Mathematical methods for numerical relativity

Mathematical methods for numerical relativity

Physics context

Numerical relativity is the art of solving the Einstein equations, and so constructing a spacetime, by numerical methods on a computer. The numerical approach becomes necessary when a solution in closed form or a suitable perturbation approach are not available for the problem one is interested in.

Two such problems are supernova explosions and the final merger phase of a binary system of two black holes or two neutron stars. These are the most energetic events in the universe, and are believed to power gamma ray bursts from gravitational potential energy. They are also the most likely source of gravitational wave signals at frequencies of a few hundred Hertz. LIGO detected the first binary black hole merger in 2015 (published in 2016), and in 2017 LIGO and VIRGO jointly detected the first binary neutron star merger. The after-effects of that merger were subsequently seen in all wavelengths of electromagnetic waves. Modelling gravitational wave sources is essential to interpreting the data. Electromagnetic and neutrino observations see the fireball that surrounds these events, but gravitational waves show us the motion of mass in the centre, and should help us to understand matter under extreme conditions (higher than nuclear densities).

Mathematical underpinning

The Einstein equations are partial differential equations. The most common numerical approach to solving them is to write them as a time evolution problem for the metric (shape) of three-dimensional space. These evolution equations are turned into algebraic equations by sampling all functions on a 3-dimensional grid of points, and approximating partial derivatives by finite differences.

General relativity does not have a preferred coordinate system given a priori; a coordinate system must be generated on the fly as the spacetime is calculated. This gauge freedom also has the effect that the initial data mentioned above cannot be specified freely but are subject to constraints , elliptic equations not containing time derivatives that the initial data must obey. Finally, boundary conditions must be implemented that reflect the physical situation one is trying to simulate.

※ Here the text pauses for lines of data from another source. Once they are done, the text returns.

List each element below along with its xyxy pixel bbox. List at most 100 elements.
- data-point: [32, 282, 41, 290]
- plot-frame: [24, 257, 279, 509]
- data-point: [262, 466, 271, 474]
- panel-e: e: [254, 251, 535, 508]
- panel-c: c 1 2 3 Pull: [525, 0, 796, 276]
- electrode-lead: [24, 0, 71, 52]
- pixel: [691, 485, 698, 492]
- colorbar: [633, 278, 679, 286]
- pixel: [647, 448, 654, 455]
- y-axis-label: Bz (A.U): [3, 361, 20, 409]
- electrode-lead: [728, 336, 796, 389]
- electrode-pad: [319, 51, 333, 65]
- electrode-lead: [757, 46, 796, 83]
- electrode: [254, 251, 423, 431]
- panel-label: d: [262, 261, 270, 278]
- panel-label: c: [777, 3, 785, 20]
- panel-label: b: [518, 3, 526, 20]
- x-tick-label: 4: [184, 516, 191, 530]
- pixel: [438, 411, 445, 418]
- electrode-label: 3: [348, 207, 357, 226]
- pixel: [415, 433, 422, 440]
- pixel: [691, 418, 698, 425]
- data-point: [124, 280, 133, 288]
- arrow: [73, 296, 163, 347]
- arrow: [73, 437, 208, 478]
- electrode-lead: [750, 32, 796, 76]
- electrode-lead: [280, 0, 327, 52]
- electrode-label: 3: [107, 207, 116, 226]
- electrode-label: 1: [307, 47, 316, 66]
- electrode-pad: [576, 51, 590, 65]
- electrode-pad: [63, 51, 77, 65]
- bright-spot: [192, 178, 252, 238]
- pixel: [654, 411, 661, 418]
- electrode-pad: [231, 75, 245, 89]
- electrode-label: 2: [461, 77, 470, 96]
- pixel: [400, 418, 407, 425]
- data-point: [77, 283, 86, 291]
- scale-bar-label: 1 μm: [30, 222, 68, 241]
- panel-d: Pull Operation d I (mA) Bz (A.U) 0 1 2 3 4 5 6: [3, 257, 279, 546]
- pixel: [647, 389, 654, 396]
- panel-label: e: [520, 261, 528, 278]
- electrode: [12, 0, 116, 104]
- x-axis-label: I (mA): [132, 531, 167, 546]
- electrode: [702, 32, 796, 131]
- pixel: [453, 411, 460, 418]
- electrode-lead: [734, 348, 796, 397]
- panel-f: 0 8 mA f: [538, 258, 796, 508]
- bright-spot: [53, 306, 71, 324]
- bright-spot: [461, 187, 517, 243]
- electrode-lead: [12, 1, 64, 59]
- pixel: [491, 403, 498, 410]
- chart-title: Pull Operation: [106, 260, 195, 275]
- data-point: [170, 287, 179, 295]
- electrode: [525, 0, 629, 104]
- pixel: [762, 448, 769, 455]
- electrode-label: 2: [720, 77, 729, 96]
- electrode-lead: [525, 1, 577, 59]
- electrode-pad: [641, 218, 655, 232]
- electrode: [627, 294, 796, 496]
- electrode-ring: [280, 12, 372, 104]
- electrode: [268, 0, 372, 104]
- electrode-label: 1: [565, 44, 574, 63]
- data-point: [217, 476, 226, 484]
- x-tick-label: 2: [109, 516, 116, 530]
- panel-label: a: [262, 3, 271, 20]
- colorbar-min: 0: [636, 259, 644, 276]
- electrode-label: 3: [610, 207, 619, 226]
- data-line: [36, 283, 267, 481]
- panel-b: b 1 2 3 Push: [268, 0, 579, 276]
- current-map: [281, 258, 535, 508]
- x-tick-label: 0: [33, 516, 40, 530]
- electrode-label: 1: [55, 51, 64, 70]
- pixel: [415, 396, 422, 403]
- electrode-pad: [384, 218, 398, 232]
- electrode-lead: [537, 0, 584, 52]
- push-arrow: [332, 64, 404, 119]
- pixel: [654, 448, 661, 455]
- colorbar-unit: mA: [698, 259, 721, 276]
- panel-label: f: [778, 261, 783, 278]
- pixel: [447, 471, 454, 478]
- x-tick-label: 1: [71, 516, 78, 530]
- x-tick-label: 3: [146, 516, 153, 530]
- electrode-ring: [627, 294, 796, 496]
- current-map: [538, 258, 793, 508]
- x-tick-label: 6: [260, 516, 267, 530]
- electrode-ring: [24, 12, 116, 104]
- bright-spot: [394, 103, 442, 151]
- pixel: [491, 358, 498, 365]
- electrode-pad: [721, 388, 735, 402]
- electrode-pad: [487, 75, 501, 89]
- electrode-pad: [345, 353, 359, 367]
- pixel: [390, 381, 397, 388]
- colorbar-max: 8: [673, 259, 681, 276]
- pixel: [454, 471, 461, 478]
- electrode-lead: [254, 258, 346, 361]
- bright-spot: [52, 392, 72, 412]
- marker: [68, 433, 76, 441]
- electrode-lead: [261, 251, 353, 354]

Writing the Einstein equations in such a form that numerical simulations are stable and accurate is a central problem that has kept numerical relativity back throughout the 1990s, but two independent breakthroughs were made in May and November of 2006. The first simulation of a binary inspiral for more than a single orbit was carried out in F. Pretorius, Evolution of binary black hole spacetimes, Phys. Rev. Lett. 95 (2006) 121101. I have made a key contribution to the formulation of the Einstein equations used in this paper, see C. Gundlach et al., Constraint damping in the Z4 formulation and harmonic gauge, Class. Quant. Grav. 22 (2005) 3767. See Caltech Engineering and Science for a journalistic account.